WikiLeaks: Turkmenistan president is vindictive

A cable also describes the president as "vain, suspicious, guarded, strict, very conservative, a practiced liar"

Published December 2, 2010 5:10PM (EST)

Turkmenistan's authoritarian president has been described in leaked U.S. diplomatic dispatches as a vain, vindictive liar, and authorities reportedly feared his being assassinated so much that a stray cat was once a suspect.

The memos from U.S. Embassy staff in Turkmenistan published on the WikiLeaks website on Thursday portray the reclusive former Soviet Central Asia nation as a hive of corruption led by a dimwitted autocrat.

In a cable dated last December, President Gurbanguli Berdymukhamedov is referred to by U.S. officials as "vain, suspicious, guarded, strict, very conservative, a practiced liar," a good actor, and vindictive. The cable says that assessment of the president was made by an individual, but their identity has apparently been censored by WikiLeaks.

Citing a source with close access to the president, the memo further notes he is wary of his intellectual superiors.

"Since he's not a very bright guy, our source offered, he is suspicious of a lot of people," the note said.

A separate cable dated in January describes two incidents involving the presidential motorcade that were perceived as possible assassination attempts, noting that there have been persistent rumors of a failed attempt to kill Berdymukhamedov in August 2009.

In one, a motorist reportedly cut off the president's motorcade.

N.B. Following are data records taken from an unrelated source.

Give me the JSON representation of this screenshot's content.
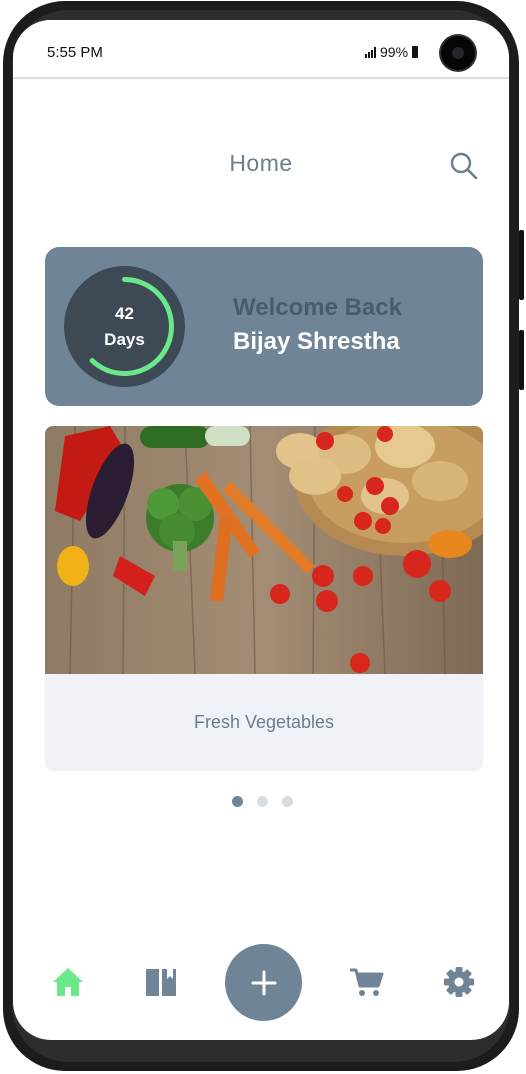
{
  "status_bar": {
    "time": "5:55 PM",
    "battery": "99%"
  },
  "header": {
    "title": "Home",
    "search_icon": "search-icon"
  },
  "welcome_card": {
    "progress_number": "42",
    "progress_unit": "Days",
    "progress_fraction": 0.62,
    "greeting": "Welcome Back",
    "user_name": "Bijay Shrestha"
  },
  "carousel": {
    "items": [
      {
        "caption": "Fresh Vegetables"
      }
    ],
    "page_count": 3,
    "active_index": 0
  },
  "bottom_nav": {
    "items": [
      {
        "icon": "home-icon",
        "active": true
      },
      {
        "icon": "book-icon",
        "active": false
      },
      {
        "icon": "plus-icon",
        "active": false
      },
      {
        "icon": "cart-icon",
        "active": false
      },
      {
        "icon": "gear-icon",
        "active": false
      }
    ]
  },
  "colors": {
    "accent": "#6f8597",
    "active_green": "#6be889",
    "ring_bg": "#3d4a55",
    "icon_gray": "#6f8597"
  }
}
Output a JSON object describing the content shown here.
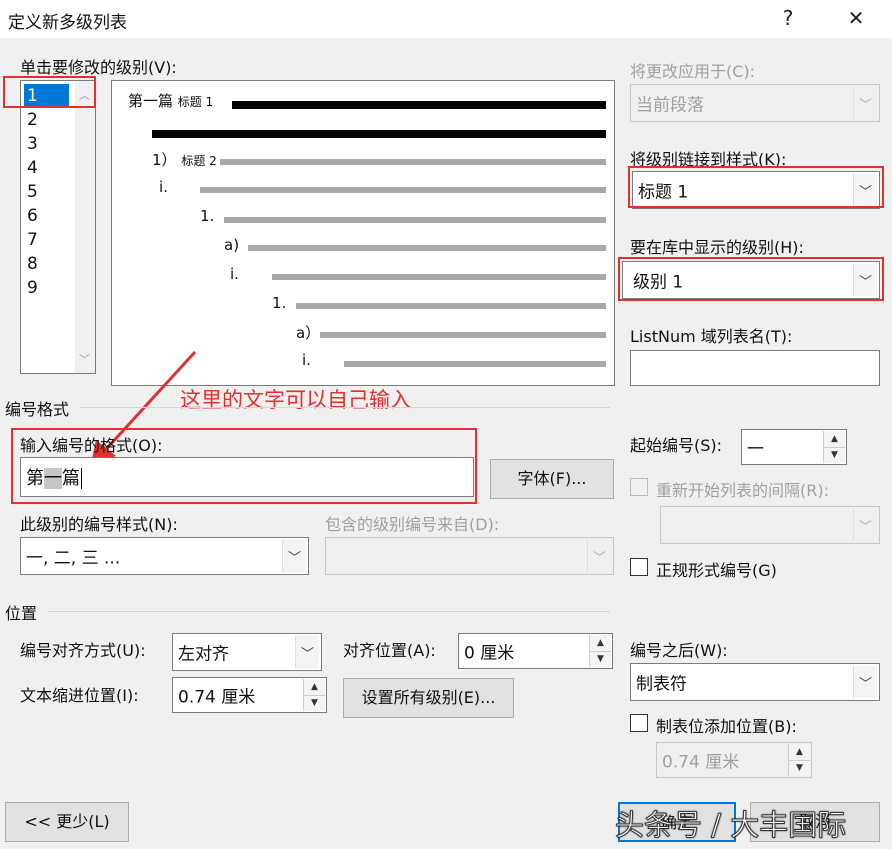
{
  "window": {
    "title": "定义新多级列表",
    "help": "?",
    "close": "✕"
  },
  "level_list": {
    "label": "单击要修改的级别(V):",
    "items": [
      "1",
      "2",
      "3",
      "4",
      "5",
      "6",
      "7",
      "8",
      "9"
    ],
    "selected": "1"
  },
  "preview": {
    "rows": [
      {
        "num": "第一篇",
        "style": "标题 1"
      },
      {
        "num": "1）",
        "style": "标题 2"
      },
      {
        "num": "i."
      },
      {
        "num": "1."
      },
      {
        "num": "a)"
      },
      {
        "num": "i."
      },
      {
        "num": "1."
      },
      {
        "num": "a）"
      },
      {
        "num": "i."
      }
    ]
  },
  "annotation": {
    "text": "这里的文字可以自己输入",
    "color": "#e03030"
  },
  "apply_to": {
    "label": "将更改应用于(C):",
    "value": "当前段落"
  },
  "link_style": {
    "label": "将级别链接到样式(K):",
    "value": "标题 1"
  },
  "gallery_level": {
    "label": "要在库中显示的级别(H):",
    "value": "级别 1"
  },
  "listnum": {
    "label": "ListNum 域列表名(T):",
    "value": ""
  },
  "number_format": {
    "group": "编号格式",
    "input_label": "输入编号的格式(O):",
    "value_prefix": "第",
    "value_number": "一",
    "value_suffix": "篇",
    "font_button": "字体(F)..."
  },
  "start_at": {
    "label": "起始编号(S):",
    "value": "一"
  },
  "restart": {
    "label": "重新开始列表的间隔(R):",
    "value": ""
  },
  "number_style": {
    "label": "此级别的编号样式(N):",
    "value": "一, 二, 三 ..."
  },
  "include_from": {
    "label": "包含的级别编号来自(D):",
    "value": ""
  },
  "legal_style": {
    "label": "正规形式编号(G)"
  },
  "position": {
    "group": "位置",
    "alignment_label": "编号对齐方式(U):",
    "alignment_value": "左对齐",
    "aligned_at_label": "对齐位置(A):",
    "aligned_at_value": "0 厘米",
    "indent_label": "文本缩进位置(I):",
    "indent_value": "0.74 厘米",
    "set_all_button": "设置所有级别(E)..."
  },
  "follow_with": {
    "label": "编号之后(W):",
    "value": "制表符"
  },
  "tab_stop": {
    "label": "制表位添加位置(B):",
    "value": "0.74 厘米"
  },
  "buttons": {
    "less": "<< 更少(L)",
    "ok": "确定",
    "cancel": "取消"
  },
  "watermark": {
    "text": "头条号 / 大丰国际"
  }
}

The hapless driver was "beaten black and blue," sentenced to 25 years in jail for attempted assassination and the acting head of the capital's traffic police and two deputies were immediately fired, the memo said.

In the other, a cat darted out in front of the president's car near his home and the security officer responsible for monitoring that area was promptly fired, the cable said, citing military sources.

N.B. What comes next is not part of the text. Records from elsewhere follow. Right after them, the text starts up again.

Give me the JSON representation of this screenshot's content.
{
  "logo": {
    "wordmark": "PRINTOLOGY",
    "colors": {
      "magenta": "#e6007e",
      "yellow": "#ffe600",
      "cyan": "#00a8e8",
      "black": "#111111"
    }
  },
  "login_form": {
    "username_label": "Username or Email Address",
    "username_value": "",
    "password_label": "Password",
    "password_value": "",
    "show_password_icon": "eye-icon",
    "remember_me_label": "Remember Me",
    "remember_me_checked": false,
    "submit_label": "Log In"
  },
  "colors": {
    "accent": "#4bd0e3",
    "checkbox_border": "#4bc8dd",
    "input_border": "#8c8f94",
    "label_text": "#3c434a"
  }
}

Another cable says the Russian natural gas company Itera tried to expedite deals by buying the Turkmenistan government a yacht reportedly worth $60 million.

Turkmenistan's leaders have wielded tight control over the former Soviet republic.

Berdymukhamedov's predecessor, Saparmurat Niyazov, was a wildly eccentric and mercurial leader that erected countless golden statues of himself, including one that rotated on a tower so it always faces the sun. Niyazov, who died in late 2006, also renamed a month of the year after his own mother, banned circuses and the opera for being insufficiently Turkmen and wrote a rambling spiritual tome that became mandatory reading for all his countrymen.

Berdymukhamedov initially adopted a far more subdued public image, but has gradually become more assured.

The revelations in the formerly secret diplomatic cables are not likely to do much for Berdymukhamedov's opinion of the United States, which the memo says he already dislikes.